3d Realms and Duke Nukem Forever can almost be called a ghost story. Young gamers gather around campfires, telling the tale of how a great game and franchise were killed over a span of a dozen years. Even people who didn’t play Duke3d during the peak of its popularity in the late 90s know of Duke Nukem Forever’s legendary failure. DNF holds the record for longest game in developmental purgatory. Even when the game was turned over to Gearbox for rush completion in 2011, most of the game was still in conceptual stages. For twelve years fans clamored for the game. A few doctored screenshots were released as well as, two misleading trailers. For 12 years the only comment George Broussard, the games co-creator and lead designer, would give on the release date was “when it’s done!”
So it came as a complete surprise when this 300 pound ironic cannonball came roaring through Twitter:
Is there a slight breeze on your face at this time? It’s probably coming from my eyes, as they blink rapidly in disbelief.
It is likely George Broussard has spent the last 6 years post-Duke digging himself out of a 13 mile cavernous hole left behind when 3d Realms sank into oblivion. There are still game fans at how “their” sequel was handled. While most of the smoke has subsided, it has not been forgotten.
Six years later George Broussard crawls out from under the ashes. He decides to post something on Twitter for the world to read. Which turns out to be the Most Ironic Tweet of All Time. People in glass houses shouldn’t throw stones, and Broussard is driving a Mad Max: Fury Road vehicle through his. Derek Smart instantly picked up the tweet as well. Instant magic carpet ride for George Broussard.
Granted, it is hard to deny the growing questions regarding Star Citizen’s development. The ship flight gameplay demo shown at E3 was impressive. However the publicized scope for Star Citizen could be something financially impossible to achieve.
However, Star Citizen actually began development in 2011, with a target release date of 2016. Last I checked it isn’t 2016 yet. Chris Roberts would have to at least drag this game out past 2024 before Broussard had any business commenting on development status. Even then, George should light a cigar, and flop his pasty arm around Roberts and welcome him to the support group for bad developers. The last thing George should probably do is comment on RSI’s spending, or lack of additional crowd funding resources.

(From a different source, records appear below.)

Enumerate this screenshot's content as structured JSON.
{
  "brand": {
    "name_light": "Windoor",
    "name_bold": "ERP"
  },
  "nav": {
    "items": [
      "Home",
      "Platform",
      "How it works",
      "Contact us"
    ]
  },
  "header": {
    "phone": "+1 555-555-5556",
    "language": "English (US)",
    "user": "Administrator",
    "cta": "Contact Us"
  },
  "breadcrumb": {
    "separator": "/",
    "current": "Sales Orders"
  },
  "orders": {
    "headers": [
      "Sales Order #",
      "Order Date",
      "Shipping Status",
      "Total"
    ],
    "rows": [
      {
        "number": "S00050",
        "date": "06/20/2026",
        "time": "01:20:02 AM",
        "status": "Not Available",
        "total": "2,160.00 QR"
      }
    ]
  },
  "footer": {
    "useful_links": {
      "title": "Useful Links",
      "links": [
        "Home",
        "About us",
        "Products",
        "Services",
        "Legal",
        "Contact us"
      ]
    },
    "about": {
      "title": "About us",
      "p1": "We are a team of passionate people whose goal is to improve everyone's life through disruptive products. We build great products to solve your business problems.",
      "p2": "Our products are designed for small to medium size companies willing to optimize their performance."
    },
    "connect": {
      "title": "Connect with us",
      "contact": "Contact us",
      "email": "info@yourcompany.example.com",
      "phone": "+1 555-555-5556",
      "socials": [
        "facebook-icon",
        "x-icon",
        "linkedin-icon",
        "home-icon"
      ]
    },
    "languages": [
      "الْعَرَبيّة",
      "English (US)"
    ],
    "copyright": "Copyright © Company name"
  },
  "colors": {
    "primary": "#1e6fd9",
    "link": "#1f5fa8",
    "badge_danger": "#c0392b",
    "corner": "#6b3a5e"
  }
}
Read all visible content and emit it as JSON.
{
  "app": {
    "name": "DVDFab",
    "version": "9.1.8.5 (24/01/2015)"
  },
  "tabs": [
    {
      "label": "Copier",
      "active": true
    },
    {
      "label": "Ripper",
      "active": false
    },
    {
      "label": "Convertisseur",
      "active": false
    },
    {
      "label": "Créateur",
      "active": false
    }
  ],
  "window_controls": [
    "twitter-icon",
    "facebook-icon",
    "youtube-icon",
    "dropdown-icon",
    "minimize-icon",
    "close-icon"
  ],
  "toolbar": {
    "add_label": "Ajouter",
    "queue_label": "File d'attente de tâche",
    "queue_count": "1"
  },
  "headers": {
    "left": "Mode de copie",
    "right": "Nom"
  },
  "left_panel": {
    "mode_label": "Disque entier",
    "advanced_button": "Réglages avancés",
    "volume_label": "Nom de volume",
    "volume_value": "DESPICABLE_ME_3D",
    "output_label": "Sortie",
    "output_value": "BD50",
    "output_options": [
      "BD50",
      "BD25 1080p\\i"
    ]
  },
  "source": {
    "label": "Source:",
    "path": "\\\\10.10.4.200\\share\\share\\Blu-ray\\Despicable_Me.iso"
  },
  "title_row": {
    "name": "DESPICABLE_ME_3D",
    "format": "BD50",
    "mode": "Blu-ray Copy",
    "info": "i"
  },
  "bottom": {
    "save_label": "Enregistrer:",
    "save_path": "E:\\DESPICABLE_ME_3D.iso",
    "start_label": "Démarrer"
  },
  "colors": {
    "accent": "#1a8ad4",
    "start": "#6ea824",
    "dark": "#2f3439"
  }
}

If crowd funding existed in 1998, I am sure by 2011 3d Realms would have been charged with federal crimes. It was bad enough Broussard milked fans with a dozen editions of Duke 3d to keep funding his non-existent game throughout those years. Imagine if he could have abused crowd funding back then? Star Citizen might meet all of the promises made by Chris Robert. It might be a huge disappointment. The fate of the game is unknown. But there is no question that Broussard is responsible for one of the worst development failures in PC gaming…not to mention one of the least self-aware tweets in recent memory.